CVE-2025-29524 is a security vulnerability identified in the DASAN GPON ONU H660WM and H660WMR210825 devices, specifically within the web interface component located at /cgi-bin/system_diagnostic_main.asp. The vulnerability arises from incorrect access control mechanisms, which allow unauthorized attackers to access sensitive information that should otherwise be protected. GPON (Gigabit Passive Optical Network) ONUs (Optical Network Units) are critical network devices used by Internet Service Providers (ISPs) to deliver high-speed broadband services to end users. The affected component is part of the device's diagnostic interface, which typically contains detailed system information, status reports, and potentially sensitive configuration data. Improper access control here means that attackers can bypass authentication or authorization checks, gaining access to this sensitive data without proper credentials. Although no specific affected firmware versions are listed, the vulnerability is confirmed in the stated models. No CVSS score has been assigned, and no known public exploits are reported at this time. However, the presence of such a vulnerability in network edge devices poses a significant risk as it can be leveraged for reconnaissance, further exploitation, or lateral movement within a network. The lack of patch information suggests that mitigation may currently rely on configuration changes or network-level protections until a vendor patch is released.

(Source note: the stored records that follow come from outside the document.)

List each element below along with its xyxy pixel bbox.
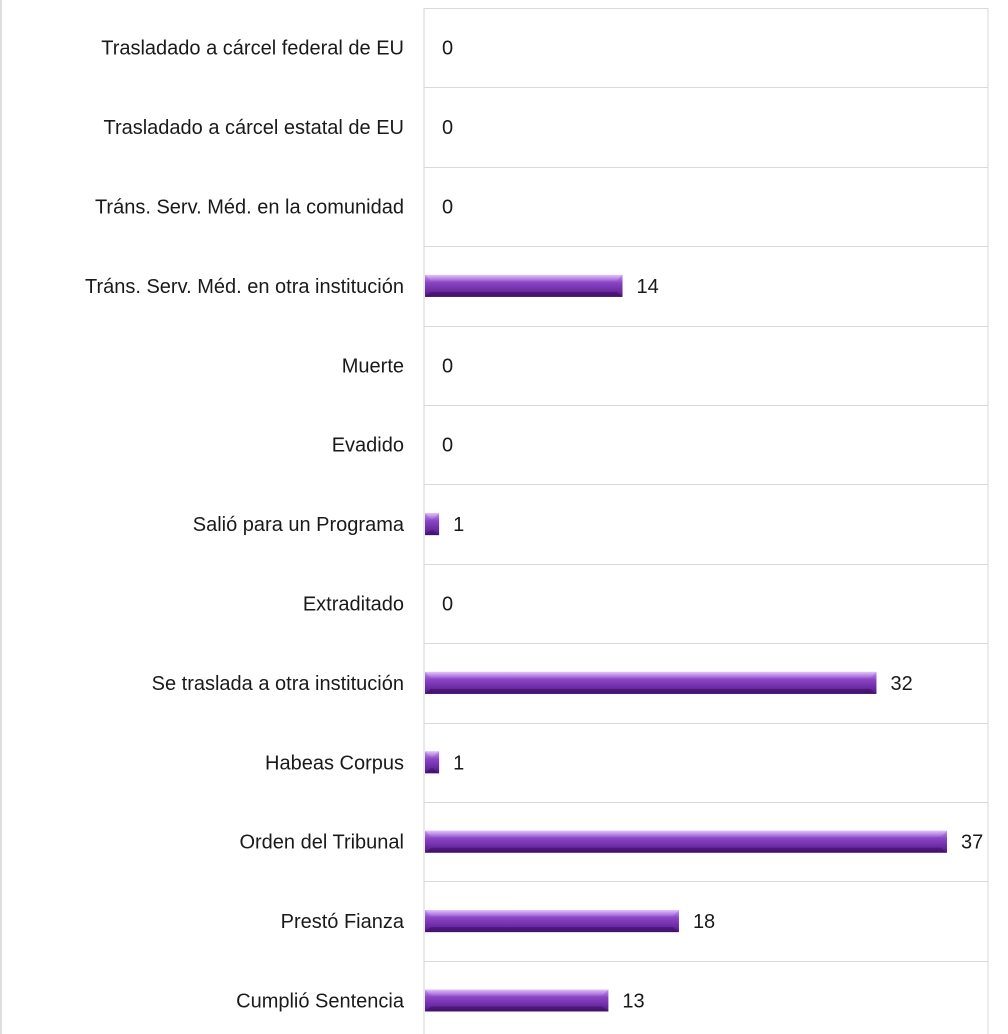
bar-bevel [425, 830, 947, 837]
bar [425, 513, 440, 536]
category-label: Se traslada a otra institución [152, 673, 404, 695]
data-label: 0 [442, 197, 453, 219]
bar-bevel [425, 751, 440, 758]
data-label: 18 [693, 911, 715, 933]
bar-bevel [425, 910, 679, 917]
category-label: Tráns. Serv. Méd. en la comunidad [95, 197, 404, 219]
bar-shadow-edge [425, 1006, 609, 1012]
category-label: Orden del Tribunal [239, 832, 404, 854]
bar-shadow-edge [425, 768, 440, 774]
category-label: Cumplió Sentencia [236, 991, 405, 1013]
category-label: Tráns. Serv. Méd. en otra institución [85, 276, 404, 298]
bar-shadow-edge [425, 927, 679, 933]
bar [425, 751, 440, 774]
category-label: Prestó Fianza [281, 911, 405, 933]
bar-shadow-edge [425, 847, 947, 853]
category-label: Extraditado [303, 594, 404, 616]
category-label: Muerte [342, 355, 404, 377]
data-label: 13 [622, 991, 644, 1013]
data-label: 0 [442, 355, 453, 377]
data-label: 1 [453, 514, 464, 536]
bar-bevel [425, 671, 877, 678]
category-label: Salió para un Programa [193, 514, 405, 536]
bar-shadow-edge [425, 530, 440, 536]
data-label: 0 [442, 594, 453, 616]
bar-shadow-edge [425, 688, 877, 694]
data-label: 32 [890, 673, 912, 695]
data-label: 0 [442, 117, 453, 139]
data-label: 0 [442, 435, 453, 457]
data-label: 14 [637, 276, 659, 298]
category-label: Habeas Corpus [265, 752, 404, 774]
bar-bevel [425, 274, 623, 281]
bar-bevel [425, 513, 440, 520]
data-label: 37 [961, 832, 983, 854]
bar-bevel [425, 989, 609, 996]
category-label: Trasladado a cárcel estatal de EU [103, 117, 404, 139]
bar-shadow-edge [425, 291, 623, 297]
category-label: Trasladado a cárcel federal de EU [101, 38, 404, 60]
data-label: 1 [453, 752, 464, 774]
data-label: 0 [442, 38, 453, 60]
category-label: Evadido [332, 435, 404, 457]
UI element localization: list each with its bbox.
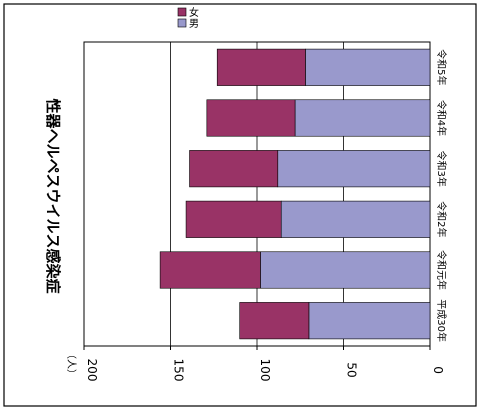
category-label: 令和4年 — [435, 100, 448, 136]
bar-male — [294, 99, 431, 137]
bar-male — [277, 150, 431, 188]
legend-swatch — [177, 7, 187, 17]
bar-female — [206, 99, 296, 137]
bar-male — [305, 48, 431, 86]
tick-label: 150 — [172, 359, 186, 382]
bar-male — [280, 200, 431, 238]
chart-title: 性器ヘルペスウイルス感染症 — [44, 98, 62, 293]
plot-area: 0 50 100 150 200 平成30年 令和元年 令和2年 令和3年 令和4年 令和5年 — [83, 41, 448, 382]
category-label: 令和3年 — [435, 150, 448, 186]
bar-female — [189, 150, 279, 188]
category-label: 令和元年 — [435, 250, 448, 290]
category-label: 平成30年 — [435, 299, 448, 342]
category-label: 令和2年 — [435, 201, 448, 237]
category-label: 令和5年 — [435, 49, 448, 85]
bar-male — [260, 251, 431, 289]
legend-swatch — [177, 18, 187, 28]
tick-label: 200 — [85, 359, 99, 382]
tick-label: 0 — [431, 366, 445, 374]
tick-label: 50 — [345, 362, 359, 377]
legend-label: 男 — [189, 18, 199, 30]
bar-female — [216, 48, 306, 86]
bar-male — [308, 302, 431, 340]
legend: 女男 — [177, 6, 199, 30]
bar-female — [239, 302, 310, 340]
legend-label: 女 — [189, 6, 199, 19]
unit-label: （人） — [65, 349, 77, 379]
tick-label: 100 — [258, 359, 272, 382]
chart-frame — [3, 3, 477, 407]
bar-female — [159, 251, 261, 289]
bar-female — [185, 200, 282, 238]
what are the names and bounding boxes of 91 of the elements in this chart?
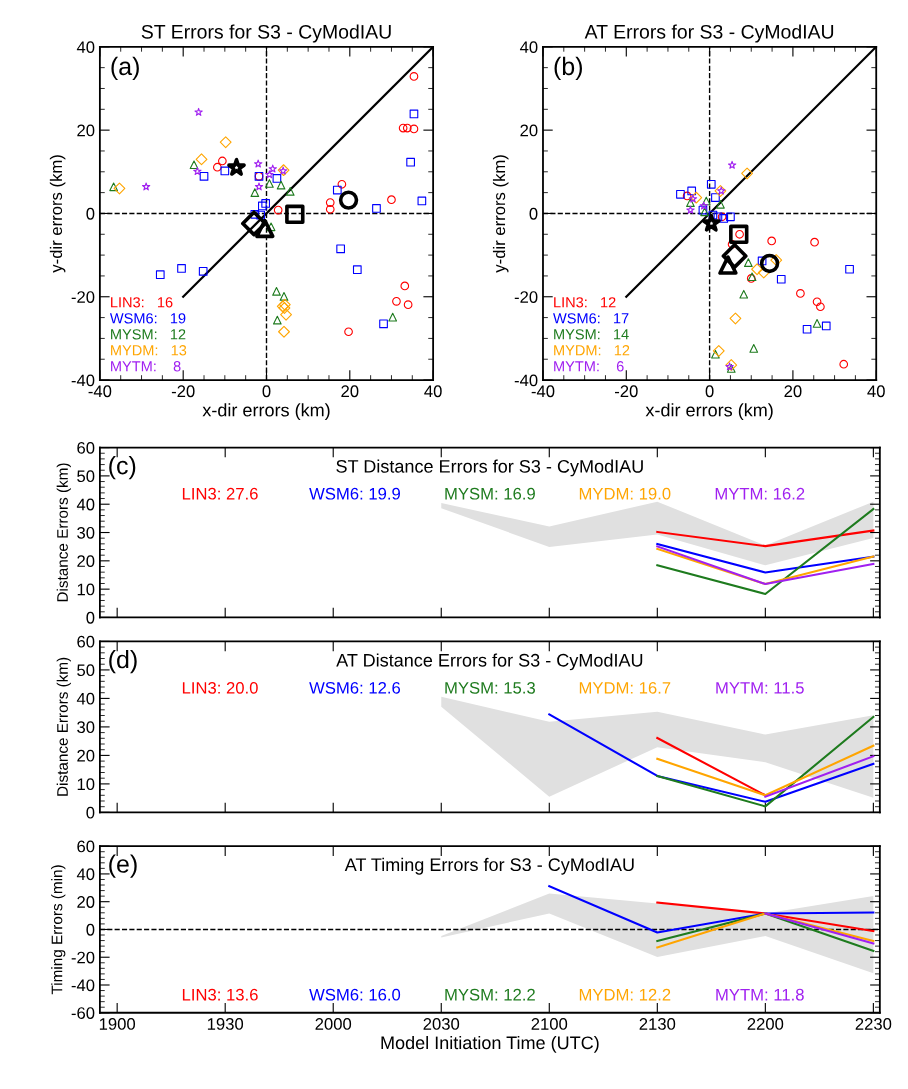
annotation: (a) bbox=[111, 56, 139, 81]
y-tick-label: -40 bbox=[71, 374, 95, 387]
y-tick-label: 60 bbox=[77, 441, 95, 454]
annotation: MYDM: 19.0 bbox=[579, 487, 671, 500]
y-tick-label: 60 bbox=[77, 635, 95, 648]
annotation: LIN3: 16 bbox=[111, 297, 173, 308]
x-tick-label: -20 bbox=[614, 385, 638, 398]
annotation: MYDM: 16.7 bbox=[579, 681, 671, 694]
y-tick-label: 0 bbox=[86, 207, 95, 220]
annotation: MYDM: 12 bbox=[554, 345, 630, 356]
y-tick-label: -40 bbox=[514, 374, 538, 387]
y-axis-title: y-dir errors (km) bbox=[49, 155, 66, 273]
text: AT Distance Errors for S3 - CyModIAU bbox=[336, 653, 643, 671]
text: AT Timing Errors for S3 - CyModIAU bbox=[344, 857, 634, 875]
y-tick-label: 0 bbox=[86, 923, 95, 936]
y-tick-label: 40 bbox=[76, 692, 95, 705]
x-tick-label: 1900 bbox=[99, 1018, 136, 1030]
y-tick-label: -20 bbox=[71, 951, 95, 964]
annotation: LIN3: 12 bbox=[554, 297, 616, 308]
annotation: WSM6: 17 bbox=[553, 313, 629, 324]
y-axis-title: Timing Errors (min) bbox=[51, 865, 66, 995]
x-axis-title: x-dir errors (km) bbox=[202, 403, 330, 421]
y-tick-label: 30 bbox=[77, 721, 95, 734]
annotation: LIN3: 27.6 bbox=[182, 487, 258, 500]
y-tick-label: 20 bbox=[77, 749, 95, 762]
y-axis-title: Distance Errors (km) bbox=[56, 463, 71, 602]
annotation: MYTM: 11.5 bbox=[716, 682, 804, 694]
y-tick-label: -20 bbox=[71, 291, 95, 303]
y-tick-label: 20 bbox=[77, 124, 95, 137]
x-tick-label: 20 bbox=[341, 385, 359, 398]
annotation: MYTM: 16.2 bbox=[715, 487, 805, 500]
annotation: WSM6: 19 bbox=[109, 313, 186, 324]
y-tick-label: 40 bbox=[76, 41, 95, 54]
x-tick-label: 0 bbox=[705, 385, 714, 398]
y-tick-label: -40 bbox=[71, 979, 95, 992]
y-tick-label: 40 bbox=[519, 41, 538, 54]
x-tick-label: 0 bbox=[262, 385, 271, 398]
x-tick-label: 20 bbox=[784, 385, 802, 398]
y-tick-label: 20 bbox=[520, 124, 538, 137]
y-tick-label: -20 bbox=[514, 291, 538, 303]
y-tick-label: 10 bbox=[77, 778, 95, 791]
annotation: LIN3: 20.0 bbox=[182, 681, 258, 694]
x-tick-label: 2230 bbox=[855, 1018, 892, 1030]
y-tick-label: 10 bbox=[77, 583, 95, 596]
annotation: (e) bbox=[109, 854, 137, 878]
annotation: (b) bbox=[554, 56, 582, 81]
x-axis-title: x-dir errors (km) bbox=[645, 403, 773, 421]
y-axis-title: Distance Errors (km) bbox=[56, 657, 71, 796]
y-tick-label: 0 bbox=[86, 806, 95, 819]
x-tick-label: 40 bbox=[867, 385, 885, 398]
x-tick-label: 2130 bbox=[639, 1018, 676, 1030]
y-tick-label: -60 bbox=[71, 1007, 95, 1019]
annotation: (d) bbox=[109, 649, 137, 674]
y-tick-label: 40 bbox=[76, 498, 95, 511]
annotation: MYSM: 16.9 bbox=[445, 487, 535, 500]
y-tick-label: 50 bbox=[77, 664, 95, 677]
annotation: WSM6: 19.9 bbox=[309, 487, 400, 500]
y-tick-label: 40 bbox=[76, 868, 95, 881]
y-tick-label: 0 bbox=[529, 207, 538, 220]
annotation: MYTM: 11.8 bbox=[716, 988, 804, 1001]
annotation: (c) bbox=[109, 456, 136, 480]
y-tick-label: 20 bbox=[77, 896, 95, 908]
x-tick-label: -40 bbox=[531, 385, 555, 398]
annotation: MYSM: 12 bbox=[111, 329, 186, 340]
y-axis-title: y-dir errors (km) bbox=[492, 155, 509, 273]
annotation: MYTM: 6 bbox=[554, 361, 624, 372]
annotation: WSM6: 12.6 bbox=[309, 681, 401, 694]
x-tick-label: 1930 bbox=[207, 1018, 244, 1030]
annotation: MYSM: 15.3 bbox=[445, 681, 535, 694]
text: ST Distance Errors for S3 - CyModIAU bbox=[336, 459, 643, 477]
y-tick-label: 20 bbox=[77, 555, 95, 568]
y-tick-label: 50 bbox=[77, 470, 95, 483]
annotation: MYTM: 8 bbox=[111, 361, 181, 372]
x-tick-label: -20 bbox=[171, 385, 195, 398]
annotation: MYDM: 13 bbox=[111, 345, 187, 356]
x-tick-label: 2030 bbox=[423, 1018, 460, 1030]
y-tick-label: 60 bbox=[77, 840, 95, 853]
y-tick-label: 30 bbox=[77, 526, 95, 539]
x-tick-label: 2200 bbox=[747, 1018, 784, 1030]
x-axis-title: Model Initiation Time (UTC) bbox=[381, 1035, 599, 1053]
annotation: WSM6: 16.0 bbox=[309, 988, 401, 1001]
annotation: MYDM: 12.2 bbox=[579, 988, 671, 1001]
x-tick-label: 2100 bbox=[531, 1018, 568, 1030]
annotation: LIN3: 13.6 bbox=[182, 988, 258, 1001]
annotation: MYSM: 14 bbox=[554, 329, 629, 340]
x-tick-label: 2000 bbox=[315, 1018, 352, 1030]
y-tick-label: 0 bbox=[86, 611, 95, 624]
chart-title: ST Errors for S3 - CyModIAU bbox=[141, 24, 391, 43]
x-tick-label: 40 bbox=[424, 385, 442, 398]
annotation: MYSM: 12.2 bbox=[445, 988, 535, 1001]
chart-title: AT Errors for S3 - CyModIAU bbox=[584, 24, 834, 43]
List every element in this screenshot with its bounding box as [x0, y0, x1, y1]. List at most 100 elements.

For European organizations, the impact of this vulnerability can be substantial, especially for ISPs, telecommunications providers, and enterprises relying on DASAN GPON ONU devices for broadband connectivity. Unauthorized access to system diagnostics can reveal sensitive information such as network configurations, device status, and potentially credentials or internal IP addresses. This information can facilitate targeted attacks, including device takeover, network mapping, or service disruption. Given the critical role of GPON ONUs in broadband infrastructure, exploitation could lead to confidentiality breaches, integrity compromises if attackers manipulate device settings, and availability issues if devices are destabilized. The threat is particularly relevant for organizations in sectors with high reliance on stable and secure internet connectivity, such as finance, healthcare, and government institutions. Additionally, attackers could use the information gained to pivot into internal networks, increasing the risk of broader compromise. The absence of known exploits currently reduces immediate risk but does not eliminate the potential for future exploitation, especially as threat actors often reverse-engineer disclosed vulnerabilities.

Organizations should implement a multi-layered approach to mitigate this vulnerability. First, restrict access to the management interfaces of DASAN GPON ONU devices by implementing network segmentation and access control lists (ACLs) to limit access only to trusted administrative hosts. Employ VPNs or secure management channels for remote access to these devices. Monitor network traffic for unusual access patterns to the /cgi-bin/system_diagnostic_main.asp endpoint. Since no patch is currently available, coordinate with DASAN to obtain firmware updates or security advisories. If possible, disable or restrict the diagnostic web interface to prevent unauthorized access. Regularly audit device configurations and logs to detect unauthorized access attempts. Additionally, implement strong authentication mechanisms for device management interfaces, such as multi-factor authentication, if supported. Finally, maintain an up-to-date asset inventory to quickly identify affected devices and prioritize remediation efforts.